Because we know how others feel about cancer, people going through the disease don’t tend to talk about it too much. I would discuss my experiences only through anecdotes that I tried to make as entertaining as possible. Like the time Amanda made me a CD mix, the first three songs of which were Bob Marley”s “Every Little Thing Gonna Be Alright,”  The Beach Boys’ “Good Vibrations,” and Billy Joel’s “Only the Good Die Young.” When Brett questioned the third selection, Amanda said, “But Daddy really likes Billy Joel.” My friend Steven Griffel suggested that maybe she was indicating that I wasn’t that good and therefore wouldn’t be risking an early end. Either explanation works for me.

The solitary nature of cancer gets some emphasis even in a very busy cancer center, such as the one I still go to at Hackensack Hospital (though only once a year now). We are moved efficiently through our blood work and weigh-in processes, one at a time. And we seldom look at the other patients in the waiting room with us. Our minds are on our own issues and vital signs. Out of the corner of my eye, I could spot the people who looked to be in far worse condition than I, but I didn’t really want to think about them. This was MY cancer.

(Not coincidentally, the cancer center has moved into a new building since I started my treatment. This one is much larger and quieter and more private. Patients don’t really confront too many others. Do we really want to?)
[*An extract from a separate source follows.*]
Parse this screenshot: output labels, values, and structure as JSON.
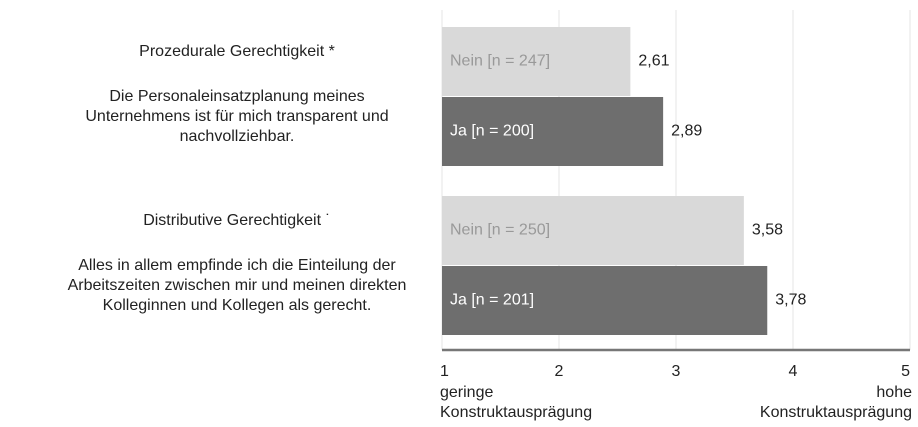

I feel guilty that I seldom focused on my children’s feelings when I was going through chemo. Were they worried, frightened, disturbed? I know that the caring fathers on TV shows would have sat down with the children for soul-searching discussions. We never went through those in my family. I was focused mostly on me. Audrey and I didn’t talk about it too much either. Luckily, I didn’t have a lot of nausea or negative reactions to the chemo. And I was always at work the Monday following my Friday chemo session. So we went along as if nothing was amiss (though the 800-pound gorilla was in the room to be sure). When I went through a blip, and the chemo seemed to have not been successful (and a bone marrow transplant might have been the next step), Audrey freaked out a little bit. She canceled a family gathering in Vermont, though I thought it should still go on. Since I continued to be in denial about the whole thing, I wasn’t that worried. Subsequent tests revealed that the “hot spot” that the PT Scan found in my abdomen was just a false positive, so my health was indeed on the mend. Audrey’s blood pressure returned to normal, and we could keep the cancer talk down to a minimum again.

It has now been nearly 10 years since my last chemo session. My oncologist says that I will graduate from his “class” next June and won’t have to see him again. I was tempted to add an “unless” to that last sentence, but I have decided not to do that. Instead, I plan to write some more anecdotes about the time in the distant past that I had cancer. Or I may share some symptoms with Susie and try not to top her stories with ones of my own. Instead, I’ll try to keep quiet and just listen to her—if she really wants to share.